Promises in Limbo: A Will Without a Way
Disclaimer: This article is for informational purposes only and is not legal advice nor intended to advertise or solicit legal services. Reading it does not create an attorney–client relationship with La Rosa Law. Every situation is unique. You should consult a licensed attorney about your specific circumstances.
When someone passes away, ideally, they should have a will distributing their assets that’s relatively easy to find. Right? Wrong. Wills have a way of somehow growing two feet and walking off anywhere except where they should be. If by some miracle, the will is actually where it’s supposed to be, it has a way of splitting up families and basically causing “beef” over who gets what or whether peepaw was in the proper state of mind to convey this family heirloom. Wills are messy but learning how to deal with them does not have to be complicated. In this article, we’ll break down Florida wills law so no one in the family has to crash out over a piece of paper.
Creating a Will in Florida
A will is a document that can dispose of a testator’s property, revoke a prior will, and appoint a personal representative.1 To execute a will in Florida, you must strictly comply with the execution requirements for wills found in Fla. Stat. § 732.502.
First, every will must be in writing. While the term in writing seems vague, “in writing” can be handwritten or typed. Second, the testator (person who creates and executes his or her own will) must sign the will. If the testator cannot sign for disability reasons (we’re ADA compliant over here) or is just too bougie to sign their own will, the testator can direct a proxy to sign the testator’s name at the end of the will in the testator’s presence. Third, the testator (or proxy) must sign in the presence of at least two witnesses. Fourth, the two witnesses must sign in the presence of the testator and in the presence of each other.2
Testator’s State of Mind
The testator must be two things to create a valid will: of age and of sound mind (so be 18+ and be mentally all there basically). Under Florida Statute § 732.501, a person must be at least 18 years old or an emancipated minor to make a valid will. You must be 18 or an emancipated minor at the time you sign the will, otherwise it will not be valid even if you signed one day before your 18th birthday or one day before you got married or 3 hours before the court granted your emancipation.

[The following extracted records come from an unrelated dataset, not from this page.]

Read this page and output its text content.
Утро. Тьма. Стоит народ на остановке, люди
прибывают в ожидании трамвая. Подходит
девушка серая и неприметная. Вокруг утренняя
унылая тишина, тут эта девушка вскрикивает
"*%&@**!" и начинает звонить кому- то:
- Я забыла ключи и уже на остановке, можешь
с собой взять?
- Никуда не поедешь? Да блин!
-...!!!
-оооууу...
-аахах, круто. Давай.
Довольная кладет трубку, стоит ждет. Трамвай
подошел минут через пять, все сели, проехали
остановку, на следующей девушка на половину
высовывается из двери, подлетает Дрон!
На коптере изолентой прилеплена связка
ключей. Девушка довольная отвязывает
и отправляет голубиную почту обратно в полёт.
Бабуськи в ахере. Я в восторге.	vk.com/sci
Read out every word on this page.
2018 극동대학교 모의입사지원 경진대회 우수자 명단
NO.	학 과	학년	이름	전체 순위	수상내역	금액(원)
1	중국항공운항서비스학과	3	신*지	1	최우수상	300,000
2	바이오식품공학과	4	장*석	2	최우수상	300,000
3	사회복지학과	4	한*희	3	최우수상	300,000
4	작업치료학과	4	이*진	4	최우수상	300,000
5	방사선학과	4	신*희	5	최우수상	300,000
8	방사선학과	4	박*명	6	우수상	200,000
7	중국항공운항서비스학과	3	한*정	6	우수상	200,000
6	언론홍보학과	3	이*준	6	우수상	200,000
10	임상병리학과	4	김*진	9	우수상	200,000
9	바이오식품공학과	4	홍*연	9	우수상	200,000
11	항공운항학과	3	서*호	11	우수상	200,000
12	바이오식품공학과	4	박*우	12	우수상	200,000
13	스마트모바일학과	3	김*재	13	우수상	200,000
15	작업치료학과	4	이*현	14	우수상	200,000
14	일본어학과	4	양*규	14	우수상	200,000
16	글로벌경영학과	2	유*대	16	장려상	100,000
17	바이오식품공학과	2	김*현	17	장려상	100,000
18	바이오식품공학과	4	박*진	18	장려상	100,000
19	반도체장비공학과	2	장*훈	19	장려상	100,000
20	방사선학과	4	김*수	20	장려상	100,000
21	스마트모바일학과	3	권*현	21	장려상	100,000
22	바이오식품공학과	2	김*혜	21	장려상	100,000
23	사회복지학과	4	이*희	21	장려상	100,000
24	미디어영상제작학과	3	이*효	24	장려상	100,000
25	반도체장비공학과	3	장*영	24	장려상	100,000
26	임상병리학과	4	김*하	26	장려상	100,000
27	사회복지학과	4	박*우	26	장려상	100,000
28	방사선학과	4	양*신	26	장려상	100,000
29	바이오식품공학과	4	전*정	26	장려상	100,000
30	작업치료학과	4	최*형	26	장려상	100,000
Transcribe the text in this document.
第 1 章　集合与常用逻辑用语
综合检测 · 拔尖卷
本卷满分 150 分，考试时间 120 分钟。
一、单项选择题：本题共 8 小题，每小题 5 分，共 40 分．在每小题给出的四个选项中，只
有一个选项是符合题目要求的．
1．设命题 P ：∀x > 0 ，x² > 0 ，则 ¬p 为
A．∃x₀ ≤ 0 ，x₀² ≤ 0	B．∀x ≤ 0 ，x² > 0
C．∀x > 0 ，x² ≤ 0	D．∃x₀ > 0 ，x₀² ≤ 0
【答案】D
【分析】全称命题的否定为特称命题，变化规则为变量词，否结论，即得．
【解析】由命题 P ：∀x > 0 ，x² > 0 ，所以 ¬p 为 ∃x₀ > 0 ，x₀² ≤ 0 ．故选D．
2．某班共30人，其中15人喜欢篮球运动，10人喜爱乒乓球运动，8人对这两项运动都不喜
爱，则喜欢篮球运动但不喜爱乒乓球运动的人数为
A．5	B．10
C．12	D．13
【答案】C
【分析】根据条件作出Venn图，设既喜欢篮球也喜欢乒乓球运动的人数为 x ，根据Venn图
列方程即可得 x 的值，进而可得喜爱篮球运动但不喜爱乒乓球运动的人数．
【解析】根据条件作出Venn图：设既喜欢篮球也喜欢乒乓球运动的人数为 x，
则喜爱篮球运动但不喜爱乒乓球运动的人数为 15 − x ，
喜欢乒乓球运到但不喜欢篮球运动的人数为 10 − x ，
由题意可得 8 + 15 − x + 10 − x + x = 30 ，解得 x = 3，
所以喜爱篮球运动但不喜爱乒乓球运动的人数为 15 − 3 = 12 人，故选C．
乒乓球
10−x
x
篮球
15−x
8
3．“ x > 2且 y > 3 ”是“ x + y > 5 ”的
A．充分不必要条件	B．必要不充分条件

Additionally, a testator must be of sound mind at the time the will is executed. While the Probate Code doesn’t define “sound mind,” Florida case law has held that being of «sound mind» refers to the testator’s ability to mentally understand, in a general way, three key aspects: (1) the nature and extent of the property to be disposed of, (2) the testator’s relationship to those who would naturally claim a substantial benefit from the will, and (3) a general understanding of the practical effect of the will as executed.3 Florida law also presumes that testators executed their wills with a sound mind unless evidence to the contrary is presented (competent unless proven otherwise).4
Who Can Be a Witness?
Under Fla. Stat. § 732.504, anyone competent may serve as a witness (even interested witnesses A.K.A. beneficiaries of the will, but their credibility as witnesses will always be suspicious). A person’s competency is judged at the time the will is signed. To be competent, the witness just needs to be able to see the person sign (or acknowledge their signature or have someone else sign for them at their direction) and understand what’s happening. There’s no minimum age for witnesses, and they don’t have to read the will, evaluate whether the person making it is mentally capable, or check whether the decision was voluntary.5
What Happens When a Will Goes Missing or Is Hidden?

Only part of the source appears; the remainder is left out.